The Week That Was - 10/02/2017 edit   discuss  

Wow, doesn’t time fly when you’re having fun.

We’re nearly at the end of our Apache Bigtop journey - this week we’ve had a look at a bunch of data processing tools (Apache Apex, Apache Crunch, Apache Flink and Apache Tez), and to round the week out Apache ZooKeeper.

There are some interesting ideas in Apache Apex - building low level flexible DAGs with custom operators is powerful, and their messages about minimising the amount of ceremony and focusing on business logic are great. However it feels very much like a commercial product in open source clothing (its absolutely not alone in this regard), and I’m not sure I see it making much headway. There could be potential in the graphical tools and extra stuff that comes as part of the DataTorrent commercial product however - something I’d like to take a deeper look at in the future.

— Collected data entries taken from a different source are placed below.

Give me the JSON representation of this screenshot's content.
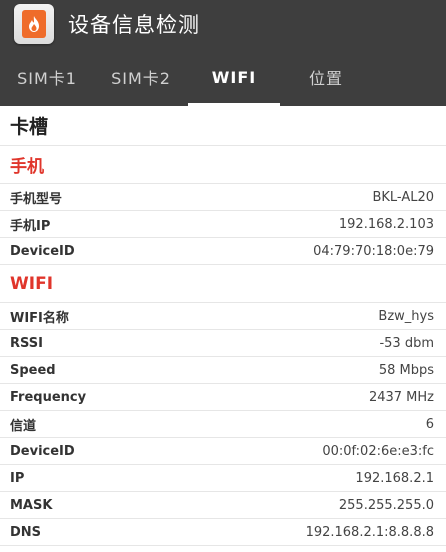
{
  "header": {
    "title": "设备信息检测",
    "icon": "fire-phone-icon"
  },
  "tabs": [
    {
      "label": "SIM卡1",
      "active": false
    },
    {
      "label": "SIM卡2",
      "active": false
    },
    {
      "label": "WIFI",
      "active": true
    },
    {
      "label": "位置",
      "active": false
    }
  ],
  "card": {
    "title": "卡槽"
  },
  "phone_section": {
    "title": "手机",
    "rows": [
      {
        "label": "手机型号",
        "value": "BKL-AL20"
      },
      {
        "label": "手机IP",
        "value": "192.168.2.103"
      },
      {
        "label": "DeviceID",
        "value": "04:79:70:18:0e:79"
      }
    ]
  },
  "wifi_section": {
    "title": "WIFI",
    "rows": [
      {
        "label": "WIFI名称",
        "value": "Bzw_hys"
      },
      {
        "label": "RSSI",
        "value": "-53 dbm"
      },
      {
        "label": "Speed",
        "value": "58 Mbps"
      },
      {
        "label": "Frequency",
        "value": "2437 MHz"
      },
      {
        "label": "信道",
        "value": "6"
      },
      {
        "label": "DeviceID",
        "value": "00:0f:02:6e:e3:fc"
      },
      {
        "label": "IP",
        "value": "192.168.2.1"
      },
      {
        "label": "MASK",
        "value": "255.255.255.0"
      },
      {
        "label": "DNS",
        "value": "192.168.2.1:8.8.8.8"
      }
    ]
  },
  "colors": {
    "appbar": "#3e3e3e",
    "section_red": "#e0352b",
    "icon_orange": "#ef6c2a"
  }
}
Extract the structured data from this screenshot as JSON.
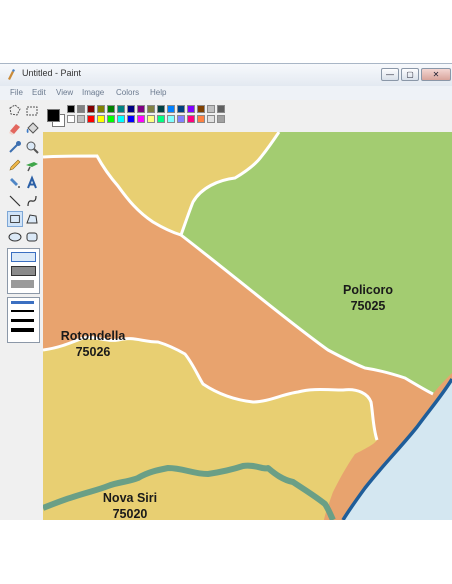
{
  "window": {
    "title": "Untitled - Paint"
  },
  "menu": [
    "File",
    "Edit",
    "View",
    "Image",
    "Colors",
    "Help"
  ],
  "window_buttons": {
    "minimize": "—",
    "maximize": "▢",
    "close": "✕"
  },
  "tools": [
    "free-form-select-icon",
    "select-icon",
    "eraser-icon",
    "fill-bucket-icon",
    "color-picker-icon",
    "magnifier-icon",
    "pencil-icon",
    "brush-icon",
    "airbrush-icon",
    "text-icon",
    "line-icon",
    "curve-icon",
    "rectangle-icon",
    "polygon-icon",
    "ellipse-icon",
    "rounded-rectangle-icon"
  ],
  "palette": {
    "foreground": "#000000",
    "background": "#ffffff",
    "row1": [
      "#000000",
      "#808080",
      "#800000",
      "#808000",
      "#008000",
      "#008080",
      "#000080",
      "#800080",
      "#808040",
      "#004040",
      "#0080ff",
      "#004080",
      "#8000ff",
      "#804000",
      "#c0c0c0",
      "#606060"
    ],
    "row2": [
      "#ffffff",
      "#c0c0c0",
      "#ff0000",
      "#ffff00",
      "#00ff00",
      "#00ffff",
      "#0000ff",
      "#ff00ff",
      "#ffff80",
      "#00ff80",
      "#80ffff",
      "#8080ff",
      "#ff0080",
      "#ff8040",
      "#e0e0e0",
      "#a0a0a0"
    ]
  },
  "map": {
    "colors": {
      "orange": "#e8a36e",
      "green": "#a3cc71",
      "yellow": "#e8cf72",
      "sea": "#d4e7f1",
      "coast": "#1f5d99",
      "river": "#6a9f86"
    },
    "labels": [
      {
        "name": "Policoro",
        "code": "75025"
      },
      {
        "name": "Rotondella",
        "code": "75026"
      },
      {
        "name": "Nova Siri",
        "code": "75020"
      }
    ]
  }
}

I’m not fully informed on the history of Apache Crunch, however I’m assuming that it was created to make working with MapReduce easier, and based on how many companies seem to have adopted it appears to have been pretty successful, with support for running over Spark presumably allowing these companies to migrate their Crunch works to Spark to gain the benefits. I’m also going to make a wild assumption that Crunch’s time has been and gone, and now that there are alternatives to MapReduce there’s little value in Crunch unless you’re already a heavy user.

To to Apache Flink. There’s a lot to like about Flink, and it feels like it could be a serious contender as a leading stream processing platform if it can continue its growth, contributions and adoption. I’d love to hear from anyone that’s had experience with using Flink.

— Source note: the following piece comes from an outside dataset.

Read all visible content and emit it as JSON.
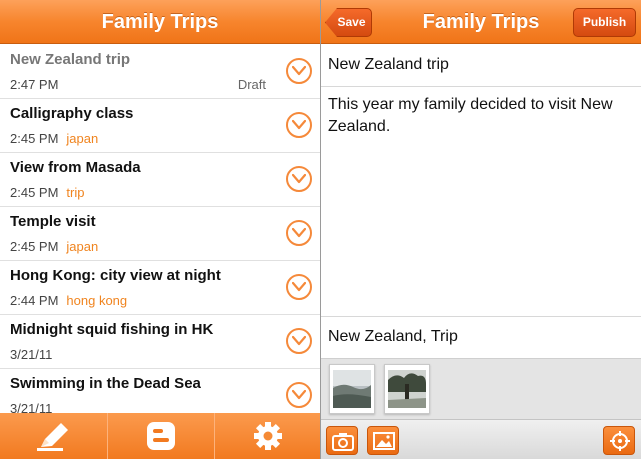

I have to say I’m conflicted about Apache Tez. There’s part of me that sees it as an indulgence on Hortonworks part - the creation of new technology for Hive and Pig to use for executing queries when (maybe) other technologies existed already (not looking anywhere in particular Spark) that’s destined to become a footnote to history. However there’s another (perhaps larger) part of me that thinks there’s something here that I (and many people) don’t quite appreciate yet. I absolutely don’t see it as a competitor to Spark in the iterative analytics space, however I have a feeling that it might be a better and more scalable general purpose data processing engine that supports large Hive and Pig queries that Spark might struggle with. It’s great that Spark has set terabyte scale sorting benchmarks, but I’m not sure I’d want to use it to join terabyte sized datasets together. What’s going to be interesting is not the Spark vs Tez question, but more about how it holds up against new combined batch and streaming engines such as Flink.

And last but not least Apache ZooKeeper. You may not be aware you’re using it, but if you’re running almost any clustered Apache technology you probably are!

And with that we’re up to 28 technologies - only a couple of thousand to go!